Weft knitting machine
The weft knitting machine is used to produce single-thread knitted fabrics. A distinction is made between flat knitting machines and circular knitting machines. The circular knitting machines are no longer important today. The flat knitting machine is based on an invention of the hand knitting machine by William Lee in 1589. William Cotton changed the flat knitting machine, which developed over centuries, in such a way that industrial use became possible in the early 1860s.

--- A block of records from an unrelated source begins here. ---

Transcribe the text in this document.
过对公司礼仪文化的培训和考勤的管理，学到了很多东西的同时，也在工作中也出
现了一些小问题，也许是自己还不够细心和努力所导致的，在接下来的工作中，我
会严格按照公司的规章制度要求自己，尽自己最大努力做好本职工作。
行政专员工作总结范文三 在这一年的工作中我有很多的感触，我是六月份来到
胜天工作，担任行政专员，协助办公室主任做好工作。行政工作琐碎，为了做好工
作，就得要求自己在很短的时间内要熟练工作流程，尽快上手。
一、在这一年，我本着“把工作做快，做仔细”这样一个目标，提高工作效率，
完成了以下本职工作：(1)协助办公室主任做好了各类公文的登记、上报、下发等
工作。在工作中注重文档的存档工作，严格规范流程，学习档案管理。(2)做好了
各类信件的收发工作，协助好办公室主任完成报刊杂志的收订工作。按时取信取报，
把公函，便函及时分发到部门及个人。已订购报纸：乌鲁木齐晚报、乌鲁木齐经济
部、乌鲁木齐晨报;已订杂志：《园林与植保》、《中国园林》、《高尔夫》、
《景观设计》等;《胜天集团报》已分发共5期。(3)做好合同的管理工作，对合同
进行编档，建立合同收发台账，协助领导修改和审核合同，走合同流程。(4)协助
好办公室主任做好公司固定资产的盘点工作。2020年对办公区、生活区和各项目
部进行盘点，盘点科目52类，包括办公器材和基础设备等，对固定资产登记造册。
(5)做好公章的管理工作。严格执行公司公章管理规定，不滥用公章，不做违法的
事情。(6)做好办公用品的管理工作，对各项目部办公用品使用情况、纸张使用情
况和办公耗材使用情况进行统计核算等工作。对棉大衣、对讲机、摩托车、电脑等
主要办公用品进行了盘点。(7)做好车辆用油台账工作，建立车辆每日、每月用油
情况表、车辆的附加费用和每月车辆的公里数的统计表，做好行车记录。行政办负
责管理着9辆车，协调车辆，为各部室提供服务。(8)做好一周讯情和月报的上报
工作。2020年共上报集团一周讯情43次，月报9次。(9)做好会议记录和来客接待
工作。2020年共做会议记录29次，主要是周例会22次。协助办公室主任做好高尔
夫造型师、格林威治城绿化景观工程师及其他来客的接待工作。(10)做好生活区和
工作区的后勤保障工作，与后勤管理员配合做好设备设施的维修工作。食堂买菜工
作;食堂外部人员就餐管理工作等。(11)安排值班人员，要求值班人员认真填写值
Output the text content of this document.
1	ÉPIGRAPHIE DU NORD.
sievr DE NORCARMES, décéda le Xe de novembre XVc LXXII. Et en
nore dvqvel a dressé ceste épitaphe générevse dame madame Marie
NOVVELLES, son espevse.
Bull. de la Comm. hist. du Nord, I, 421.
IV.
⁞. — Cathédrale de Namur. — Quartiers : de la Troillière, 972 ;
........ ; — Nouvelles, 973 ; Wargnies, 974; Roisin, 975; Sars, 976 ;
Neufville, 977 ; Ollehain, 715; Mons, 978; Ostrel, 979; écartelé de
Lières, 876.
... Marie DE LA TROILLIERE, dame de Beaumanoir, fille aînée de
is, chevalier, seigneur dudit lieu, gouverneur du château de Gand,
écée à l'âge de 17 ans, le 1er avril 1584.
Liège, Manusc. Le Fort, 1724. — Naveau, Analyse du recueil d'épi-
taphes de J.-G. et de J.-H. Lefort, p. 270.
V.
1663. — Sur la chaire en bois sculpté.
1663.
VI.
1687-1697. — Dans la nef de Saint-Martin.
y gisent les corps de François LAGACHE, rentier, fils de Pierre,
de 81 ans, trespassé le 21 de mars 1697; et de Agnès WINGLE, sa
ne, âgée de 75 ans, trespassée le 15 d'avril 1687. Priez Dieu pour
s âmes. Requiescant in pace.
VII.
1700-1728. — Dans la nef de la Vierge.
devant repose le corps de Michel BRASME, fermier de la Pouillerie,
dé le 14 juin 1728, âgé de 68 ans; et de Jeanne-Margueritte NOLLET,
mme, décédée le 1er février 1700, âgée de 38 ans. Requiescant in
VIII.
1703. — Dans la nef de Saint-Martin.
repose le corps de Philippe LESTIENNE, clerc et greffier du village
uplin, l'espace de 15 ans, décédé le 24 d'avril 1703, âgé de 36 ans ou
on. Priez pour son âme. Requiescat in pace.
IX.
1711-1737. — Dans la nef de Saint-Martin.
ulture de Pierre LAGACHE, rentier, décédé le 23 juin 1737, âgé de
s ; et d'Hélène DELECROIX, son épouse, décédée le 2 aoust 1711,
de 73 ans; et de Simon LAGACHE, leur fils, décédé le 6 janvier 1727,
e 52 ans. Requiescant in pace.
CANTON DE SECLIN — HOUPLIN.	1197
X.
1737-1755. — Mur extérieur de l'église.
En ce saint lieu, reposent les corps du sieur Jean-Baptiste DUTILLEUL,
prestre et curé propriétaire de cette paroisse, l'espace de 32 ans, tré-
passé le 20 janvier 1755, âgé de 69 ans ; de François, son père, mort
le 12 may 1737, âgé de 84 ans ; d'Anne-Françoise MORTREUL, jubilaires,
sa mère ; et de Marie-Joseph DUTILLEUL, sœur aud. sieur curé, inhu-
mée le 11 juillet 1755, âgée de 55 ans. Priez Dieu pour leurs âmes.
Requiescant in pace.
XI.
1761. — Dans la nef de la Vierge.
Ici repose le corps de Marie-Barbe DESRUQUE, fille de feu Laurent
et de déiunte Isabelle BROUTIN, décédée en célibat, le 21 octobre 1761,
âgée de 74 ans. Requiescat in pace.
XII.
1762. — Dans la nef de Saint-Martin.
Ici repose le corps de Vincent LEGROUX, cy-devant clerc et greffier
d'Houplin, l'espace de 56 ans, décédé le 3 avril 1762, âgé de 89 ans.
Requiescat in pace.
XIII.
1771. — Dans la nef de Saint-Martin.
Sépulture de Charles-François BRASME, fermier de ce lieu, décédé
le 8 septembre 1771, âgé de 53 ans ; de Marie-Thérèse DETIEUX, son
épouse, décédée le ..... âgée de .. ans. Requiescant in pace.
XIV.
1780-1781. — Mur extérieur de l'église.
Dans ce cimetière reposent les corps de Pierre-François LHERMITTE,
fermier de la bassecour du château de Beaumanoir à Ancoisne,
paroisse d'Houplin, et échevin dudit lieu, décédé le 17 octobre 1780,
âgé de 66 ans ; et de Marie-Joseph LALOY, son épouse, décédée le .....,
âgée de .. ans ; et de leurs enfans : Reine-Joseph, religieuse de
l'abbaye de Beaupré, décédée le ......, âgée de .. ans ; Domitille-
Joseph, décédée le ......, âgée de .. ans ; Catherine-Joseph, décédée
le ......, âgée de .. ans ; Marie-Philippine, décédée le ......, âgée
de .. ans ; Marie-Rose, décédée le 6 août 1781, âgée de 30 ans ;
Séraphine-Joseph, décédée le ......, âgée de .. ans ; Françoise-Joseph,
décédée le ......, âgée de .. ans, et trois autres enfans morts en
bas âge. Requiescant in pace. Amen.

These designs are therefore known as cotton machines .
production method
The machine is equipped with point needles . Attached to a straight needle bar, the needles can only move together. A thread stretched over the needles is first shaped with the help of sinkers , that is, preformed into loops (drawing on the left). In the next step, needles and sinkers form a row of stitches in a coordinated movement .
Machine design and use
The machines are built with 2 to 16 heads (fountains) , with a fineness of 2 to 9 needles per centimeter and a working speed of up to 100 courses per minute.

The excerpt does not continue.